Dr. Prem K. Ramasamy

Dr. Prem K. Ramasamy
Brandeis University, Oprian laboratory, Biochemistry Department, Waltham, MA


Dr. Prem Ramasamy completed his Ph.D. in Biophysics with specialization in structural biology from All India Institute of Medical Sciences (AIIMS), New Delhi and working as a Postdoctoral Associate at the Department of Biochemistry, Brandeis University, USA. He is on the editorial board of European Journal of Medicinal Plants and Asian Journal of Pharmaceutical Research and Health Care and also serving on reviewer panel of many peer-reviewed journals including Frontiers, Molecular and Cellular Biochemistry, PLoS One and Journal of Environmental Biology.
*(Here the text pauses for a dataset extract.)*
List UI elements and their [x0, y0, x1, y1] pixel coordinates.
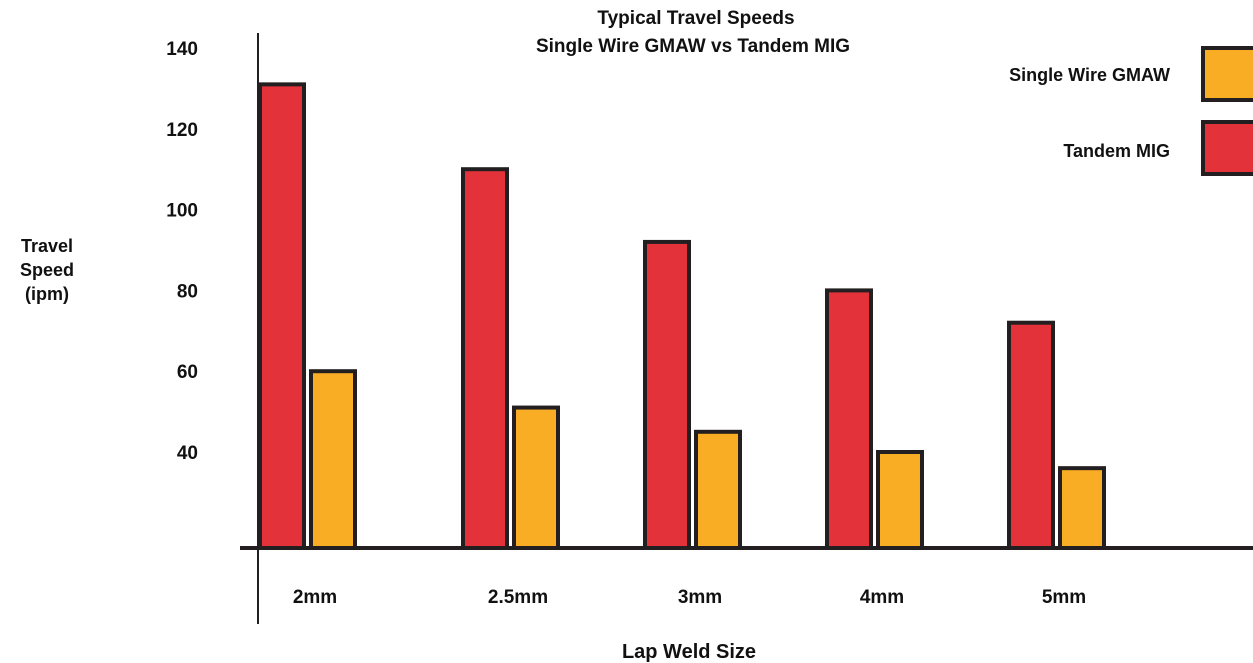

He has been working on understanding the mechanism of several different proteins, notably on recoverin, a small calcium ion binding protein in the vertebrate visual system, as well as several terpene synthases, enzymes involved in the committed step in terpene biosynthetic pathways. Recently, he has solved the structure of the guanylyl cyclase domain of a newly discovered rhodopsin-guanylyl cyclase fusion protein from the aquatic fungus Blastocladiela emersonii. This fusion protein is of particular interest because of its use in optogenetic studies. For his doctorate, he was working on structural studies and inhibitor design of various proteins including phospholipase A2, hyaluronidase, and lactoferrin.

Research Interest

I am currently working as a postdoctoral associate in the laboratory of Dr. Daniel Oprian at Brandeis University where my research focus is twofold. First, I am working on to characterize the structure and enantiomer selection mechanism of the limonene synthase, a monoterpene from the navel orange. I have established methods to in-crystallo freeze trap the enzymatic reaction intermediates in the catalytic pathway. Second, I study several of the proteins involved in visual phototransduction. My work focuses on the calcium-dependent interaction between recoverin and rhodopsin kinase, which delays termination of the visual signal by phosphorylation of rhodopsin. To this end, I have solved the 20-year-old problem of inability of recoverin to crystallize in the active form with two bound Ca2+ ions. More recently, I am also working on two fungal opsins that are naturally fused to either a guanylyl cyclase or phosphodiesterase and modulate the phototransduction-signaling cascade.